Imagine what a company like Microsoft could do with VALL-E. The team at Microsoft suggests that once fully developed, VALL-E could be adopted for voice-editing and premium-quality text-to-speech applications. In addition to imitating the voice and emotional tone, this neural codec model can also simulate the acoustic environment in its output.
If the input voice sample was taken from a tape recorder, the output sample from VALL-E will have the ambiance of a tape recorder. The authors of the VALL-E research paper wrote:
“VALL-E significantly outperforms the state-of-the-art zero-shot TTS (text-to-speech) system in terms of speech naturalness and speaker similarity. In addition, we find VALL-E could preserve the speaker’s emotion and acoustic environment of the acoustic prompt in synthesis.”
Microsoft’s VALL-E can disrupt everything
A report from Ars Technica mentions that VALL-E is developed using a deep-learning-based audio codec model called EnCodec that was actually released by Meta last year. EnCodec can break down a voice sample into small audio codecs (computer programs that compress or decompress data to make any changes in it) that can be further trained to introduce manipulations in the voice sample.
Moreover, VALL-E has been trained using Libri-light, an open-source audio library curated by Meta. It contains 60,000 hours of audio content (mostly, speeches from over 7,000 speakers) in English (available on LibriVox). Currently, Microsoft’s AI can only mimic voice if it closely matches the audio content on which it is trained.
You can read about VALL-E and check some of its audio samples on GitHub. However, unlike DALL-E mini and ChatGPT, the program is not yet available for public use because of the serious implications audio deepfakes might have. There are people who would love to send each other messages in politician and celebrity voices, but there are also criminals and scammers who could use VALL-E to sow chaos.

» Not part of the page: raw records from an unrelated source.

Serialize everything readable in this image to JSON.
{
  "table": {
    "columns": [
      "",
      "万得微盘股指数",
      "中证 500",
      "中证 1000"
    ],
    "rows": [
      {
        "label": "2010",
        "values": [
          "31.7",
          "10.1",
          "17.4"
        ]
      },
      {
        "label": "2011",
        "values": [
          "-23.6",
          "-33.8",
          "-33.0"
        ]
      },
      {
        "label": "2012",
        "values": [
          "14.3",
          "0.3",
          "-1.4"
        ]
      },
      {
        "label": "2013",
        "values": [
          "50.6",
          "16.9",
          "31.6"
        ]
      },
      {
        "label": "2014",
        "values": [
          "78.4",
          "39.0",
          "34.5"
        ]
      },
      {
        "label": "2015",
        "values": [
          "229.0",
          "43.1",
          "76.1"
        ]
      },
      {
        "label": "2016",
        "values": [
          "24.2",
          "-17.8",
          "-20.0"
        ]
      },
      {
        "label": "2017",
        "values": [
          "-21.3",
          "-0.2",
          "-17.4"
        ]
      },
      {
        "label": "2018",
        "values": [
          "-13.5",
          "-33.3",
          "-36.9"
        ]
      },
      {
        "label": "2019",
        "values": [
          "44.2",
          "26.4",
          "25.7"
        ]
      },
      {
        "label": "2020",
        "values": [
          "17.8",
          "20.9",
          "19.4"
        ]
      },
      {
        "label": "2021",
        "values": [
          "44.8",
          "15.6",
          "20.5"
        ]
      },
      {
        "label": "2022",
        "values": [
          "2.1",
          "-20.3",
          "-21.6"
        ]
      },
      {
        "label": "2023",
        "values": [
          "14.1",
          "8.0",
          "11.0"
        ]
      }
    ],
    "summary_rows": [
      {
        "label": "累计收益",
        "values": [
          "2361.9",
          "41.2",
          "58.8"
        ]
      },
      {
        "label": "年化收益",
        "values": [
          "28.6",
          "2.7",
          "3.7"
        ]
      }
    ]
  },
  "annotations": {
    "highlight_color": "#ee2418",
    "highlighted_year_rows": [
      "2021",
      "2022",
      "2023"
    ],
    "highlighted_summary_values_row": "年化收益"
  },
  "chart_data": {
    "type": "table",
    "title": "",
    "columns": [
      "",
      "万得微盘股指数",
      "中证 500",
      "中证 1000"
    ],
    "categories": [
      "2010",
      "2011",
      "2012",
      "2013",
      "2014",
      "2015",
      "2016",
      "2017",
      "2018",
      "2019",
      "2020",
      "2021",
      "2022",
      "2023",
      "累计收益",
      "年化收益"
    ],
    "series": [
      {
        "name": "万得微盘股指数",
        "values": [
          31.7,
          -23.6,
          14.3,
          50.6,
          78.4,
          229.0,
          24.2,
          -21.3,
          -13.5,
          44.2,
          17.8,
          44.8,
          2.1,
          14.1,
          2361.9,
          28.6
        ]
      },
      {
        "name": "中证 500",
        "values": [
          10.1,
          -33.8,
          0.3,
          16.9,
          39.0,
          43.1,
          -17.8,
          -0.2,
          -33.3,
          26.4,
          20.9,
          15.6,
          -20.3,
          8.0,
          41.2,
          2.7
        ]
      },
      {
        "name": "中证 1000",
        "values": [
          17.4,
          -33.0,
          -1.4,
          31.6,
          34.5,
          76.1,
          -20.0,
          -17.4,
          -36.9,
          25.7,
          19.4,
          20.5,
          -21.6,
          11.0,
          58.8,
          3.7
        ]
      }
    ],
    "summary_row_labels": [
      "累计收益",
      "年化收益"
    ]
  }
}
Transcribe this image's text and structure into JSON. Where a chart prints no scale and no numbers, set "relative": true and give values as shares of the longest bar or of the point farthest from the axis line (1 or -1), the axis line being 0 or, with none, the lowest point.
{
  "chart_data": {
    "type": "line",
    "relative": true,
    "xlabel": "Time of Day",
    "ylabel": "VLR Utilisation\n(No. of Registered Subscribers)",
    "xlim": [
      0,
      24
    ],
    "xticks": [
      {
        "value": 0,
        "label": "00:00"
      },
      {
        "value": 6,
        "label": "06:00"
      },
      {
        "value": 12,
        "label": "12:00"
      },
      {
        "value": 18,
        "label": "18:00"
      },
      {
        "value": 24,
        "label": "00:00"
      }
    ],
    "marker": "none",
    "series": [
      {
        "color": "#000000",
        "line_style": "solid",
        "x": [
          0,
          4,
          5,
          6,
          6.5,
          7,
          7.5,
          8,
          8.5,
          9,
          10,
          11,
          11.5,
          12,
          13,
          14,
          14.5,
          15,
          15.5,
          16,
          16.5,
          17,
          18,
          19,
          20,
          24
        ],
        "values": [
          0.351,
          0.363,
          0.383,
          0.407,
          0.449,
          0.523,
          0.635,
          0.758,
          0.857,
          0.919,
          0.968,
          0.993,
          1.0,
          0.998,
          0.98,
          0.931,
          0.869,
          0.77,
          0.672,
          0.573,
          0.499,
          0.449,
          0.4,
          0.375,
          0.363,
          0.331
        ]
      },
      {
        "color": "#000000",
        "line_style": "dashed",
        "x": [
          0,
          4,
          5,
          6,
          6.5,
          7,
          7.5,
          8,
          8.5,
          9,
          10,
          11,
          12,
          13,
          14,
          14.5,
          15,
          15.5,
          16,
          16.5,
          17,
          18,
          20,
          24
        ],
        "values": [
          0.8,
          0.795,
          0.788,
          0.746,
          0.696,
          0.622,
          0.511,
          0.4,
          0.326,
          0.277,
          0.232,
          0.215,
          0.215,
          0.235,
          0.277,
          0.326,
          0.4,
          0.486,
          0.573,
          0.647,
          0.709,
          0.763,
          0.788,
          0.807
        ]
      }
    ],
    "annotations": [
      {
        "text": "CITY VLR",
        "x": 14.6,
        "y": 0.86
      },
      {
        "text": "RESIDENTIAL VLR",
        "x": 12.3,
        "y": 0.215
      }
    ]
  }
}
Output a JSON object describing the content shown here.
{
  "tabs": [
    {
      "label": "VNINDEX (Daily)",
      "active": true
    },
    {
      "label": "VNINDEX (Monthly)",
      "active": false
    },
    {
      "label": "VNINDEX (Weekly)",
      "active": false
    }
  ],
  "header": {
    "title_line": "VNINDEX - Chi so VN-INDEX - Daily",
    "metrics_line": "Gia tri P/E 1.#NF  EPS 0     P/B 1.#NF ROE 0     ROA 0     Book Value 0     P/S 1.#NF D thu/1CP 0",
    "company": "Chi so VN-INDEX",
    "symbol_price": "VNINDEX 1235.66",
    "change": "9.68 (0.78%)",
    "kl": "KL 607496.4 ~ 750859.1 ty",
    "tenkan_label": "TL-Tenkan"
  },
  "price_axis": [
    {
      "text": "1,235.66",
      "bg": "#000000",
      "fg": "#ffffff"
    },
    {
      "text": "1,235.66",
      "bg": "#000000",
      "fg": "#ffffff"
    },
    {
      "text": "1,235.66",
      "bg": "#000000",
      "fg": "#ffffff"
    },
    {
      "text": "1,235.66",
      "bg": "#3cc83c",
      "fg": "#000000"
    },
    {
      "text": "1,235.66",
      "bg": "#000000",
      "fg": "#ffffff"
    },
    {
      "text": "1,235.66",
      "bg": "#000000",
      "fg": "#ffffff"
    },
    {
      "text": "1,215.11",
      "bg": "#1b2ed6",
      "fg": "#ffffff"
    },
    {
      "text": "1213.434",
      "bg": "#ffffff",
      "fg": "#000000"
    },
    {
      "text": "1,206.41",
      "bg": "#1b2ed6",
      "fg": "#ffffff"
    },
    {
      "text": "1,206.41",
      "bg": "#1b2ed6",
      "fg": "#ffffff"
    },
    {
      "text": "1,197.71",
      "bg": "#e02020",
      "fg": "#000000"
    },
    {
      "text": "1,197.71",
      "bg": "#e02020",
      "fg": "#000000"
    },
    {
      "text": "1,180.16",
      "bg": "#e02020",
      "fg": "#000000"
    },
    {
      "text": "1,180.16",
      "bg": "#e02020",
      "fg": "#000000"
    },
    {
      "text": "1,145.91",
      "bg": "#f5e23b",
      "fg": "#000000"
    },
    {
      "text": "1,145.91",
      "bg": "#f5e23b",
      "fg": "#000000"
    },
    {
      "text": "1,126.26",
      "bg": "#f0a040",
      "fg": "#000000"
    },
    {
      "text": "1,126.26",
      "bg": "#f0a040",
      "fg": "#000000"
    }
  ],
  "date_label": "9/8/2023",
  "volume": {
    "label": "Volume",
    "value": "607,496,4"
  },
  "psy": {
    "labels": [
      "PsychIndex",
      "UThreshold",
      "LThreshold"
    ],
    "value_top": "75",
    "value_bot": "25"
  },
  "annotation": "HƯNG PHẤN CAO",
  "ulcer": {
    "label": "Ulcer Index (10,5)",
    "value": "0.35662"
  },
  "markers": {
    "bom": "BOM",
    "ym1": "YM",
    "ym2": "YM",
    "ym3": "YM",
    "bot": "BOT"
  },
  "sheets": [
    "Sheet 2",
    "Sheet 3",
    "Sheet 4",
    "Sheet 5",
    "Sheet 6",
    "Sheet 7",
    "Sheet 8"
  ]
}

Also, there is Microsoft which obviously wouldn’t like its competitors to use its AI voice model for free. The company might even have its own secret plans to shock the gaming industry by using VALL-E as a voice actor in its games.
In the future, Microsoft might use this technology to provide gamers with the choice to use any voice they want for their character. Who knows — maybe you’d be able to make a game character sound like you using VALL-E.
The time has also come for voice actors to consider copyrighting their voices because, with a program like VALL-E, they could be replaced anytime in the future. No matter whether you believe it or not, the AI revolution has begun.
The preprint paper is available on arXiv.